Except for Mathematical Thinking – that’s a tough one…

Becoming an Expert Learner by the Northpoint Bible College

Start: self-paced

For whom: people who want to maximize their learning

The course bases on the theory of multiple learning intelligences. You will not only learn how to identify various learning intelligences, but also how to indentify your own and use them to maximize your learning. Discover how to further develop your learning intelligences. Moreover, concerning your teaching practice, you will also explore study and note-taking methods and techniques to support a variety of learners, helping each to become an expert learner.

Resume, Networking, and Interview Skills by Fullbridge

Start: self-paced

For whom: people who want to highlight their skills

This course will help you make a lasting impression on managers throughout your job search. You will learn how to construct eye-catching resumes, customize application materials, create and curate professional profiles on social networks like LinkedIn etc. You will also discuss the idea of networking, how to strategically grow and use it. It may be a great idea if you think of changing your career or teach Business English.

Irish 101: An Introduction to Irish Language and Culture by Dublin City University

Start: 4.03.2019

Duration: 4 weeks

For whom: people who get carried away with St. Paddy’s Day

This course is more than just introduction to the Irish language. You will talk about Ogham try to pronounce Irish words, especially when it comes to famous greetings, blessings and curses. You will also learn about Irish names and mythology, the Gaeltachtaí and other cultural places in Ireland etc. It’s a great course to start with your students, especially when they get into the Irish mood. Oh, and if you want to watch more, there are at least five more parts of this course!

Teaching English: How to Plan a Great Lesson by the British Council

Start: 4.03.2019

Duration: 4 weeks

For whom: teachers of English

The British Council has been releasing courses for teachers for a while and apart from educational side, they give quite a lot of support on their Facebook group – British Council Teacher Community. This course focuses on understanding the rudiments of education, from understanding learners to planning lessons, managing resources etc. If you feel like you need some revision or just fancy a nice course, go for it.

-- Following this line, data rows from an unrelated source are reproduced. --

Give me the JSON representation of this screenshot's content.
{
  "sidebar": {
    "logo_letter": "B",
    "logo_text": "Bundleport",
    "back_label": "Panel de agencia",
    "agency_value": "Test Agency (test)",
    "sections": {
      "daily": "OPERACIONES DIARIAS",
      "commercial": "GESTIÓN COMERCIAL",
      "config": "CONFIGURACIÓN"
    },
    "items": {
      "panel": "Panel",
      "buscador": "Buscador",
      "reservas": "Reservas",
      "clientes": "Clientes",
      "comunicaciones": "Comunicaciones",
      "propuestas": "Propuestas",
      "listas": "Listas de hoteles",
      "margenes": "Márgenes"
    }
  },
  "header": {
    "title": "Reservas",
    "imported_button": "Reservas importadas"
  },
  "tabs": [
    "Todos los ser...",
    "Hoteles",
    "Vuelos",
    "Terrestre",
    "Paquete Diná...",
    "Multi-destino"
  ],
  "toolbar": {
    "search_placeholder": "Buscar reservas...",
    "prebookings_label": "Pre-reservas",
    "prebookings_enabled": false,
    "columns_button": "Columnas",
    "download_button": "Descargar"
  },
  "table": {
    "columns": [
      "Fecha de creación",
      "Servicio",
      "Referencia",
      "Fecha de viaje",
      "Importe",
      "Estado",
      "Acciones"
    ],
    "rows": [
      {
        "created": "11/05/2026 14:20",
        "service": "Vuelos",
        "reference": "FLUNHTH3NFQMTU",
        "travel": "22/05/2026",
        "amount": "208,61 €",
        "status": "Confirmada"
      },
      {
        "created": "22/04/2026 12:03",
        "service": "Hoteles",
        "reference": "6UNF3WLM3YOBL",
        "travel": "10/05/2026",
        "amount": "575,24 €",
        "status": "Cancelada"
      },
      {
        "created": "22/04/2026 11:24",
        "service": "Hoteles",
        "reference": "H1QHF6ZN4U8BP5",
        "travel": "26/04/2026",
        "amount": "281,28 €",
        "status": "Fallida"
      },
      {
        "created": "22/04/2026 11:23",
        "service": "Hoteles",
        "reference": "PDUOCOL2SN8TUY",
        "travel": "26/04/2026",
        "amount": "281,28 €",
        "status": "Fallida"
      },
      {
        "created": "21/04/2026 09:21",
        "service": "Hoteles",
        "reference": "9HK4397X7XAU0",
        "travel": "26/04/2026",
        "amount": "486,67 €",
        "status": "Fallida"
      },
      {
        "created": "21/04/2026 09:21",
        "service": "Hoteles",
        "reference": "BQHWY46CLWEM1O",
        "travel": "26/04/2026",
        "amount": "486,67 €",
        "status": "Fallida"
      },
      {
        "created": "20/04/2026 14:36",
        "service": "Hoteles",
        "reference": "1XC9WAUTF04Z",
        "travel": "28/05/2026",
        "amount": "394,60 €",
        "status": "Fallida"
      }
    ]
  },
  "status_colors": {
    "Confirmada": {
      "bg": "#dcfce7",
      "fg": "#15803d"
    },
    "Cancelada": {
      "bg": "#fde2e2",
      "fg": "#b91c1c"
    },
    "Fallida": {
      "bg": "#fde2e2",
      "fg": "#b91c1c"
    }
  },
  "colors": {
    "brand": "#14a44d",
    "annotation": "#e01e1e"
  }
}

Physical Theatre: Exploring the Slap by the University of Leeds

Start: 4.03.2019

Duration: 2 weeks

For whom: teachers of English who want to enrich their classes

This course introduces you to world-renowned Russian director Meyerhold’s technique of biomechanics – a two-minute repeatable exercise used to develop balance, awareness and expression. You’ll learn about the rich tradition of actor training and the practical techniques which have inspired actors in the 1920s and is still inspiring theatre directors and actors today. If you feel like you need to work on your movements – that’s the course for you.

Introduction to Mathematical Thinking by Stanford University

Start: 4.03.2019

Duration: 9 weeks

For whom: people who want to explore various ways of thinking

Mathematical thinking is not the same as doing mathematics – fortunately! The math classes we remember typically focuse on learning procedures to solve boring problems. Professional mathematicians think a certain way to solve real problems. The key feature of mathematical thinking is thinking outside-the-box – a valuable ability in today’s world. This course will help you to develop that crucial way of thinking. You should be aware, however, that this course requires you to work at least 10 hours of study per week to complete this course satisfactorily.

Stanford Introduction to Food and Health by Stanford University

Start: 11.03.2019

Duration: 5 weeks

For whom: people who want to change the way they eat

This course will focus on more practical discussions about real food and the environment in which we consume it. By the end of this course, you will have the tools you need to distinguish between foods that will support your health and those that threaten it. In addition, you will present a compelling rationale for a return to simple home cooking, an integral part of our efforts to live longer, healthier lives.

I hope you’ll find the courses interesting and have fun studying!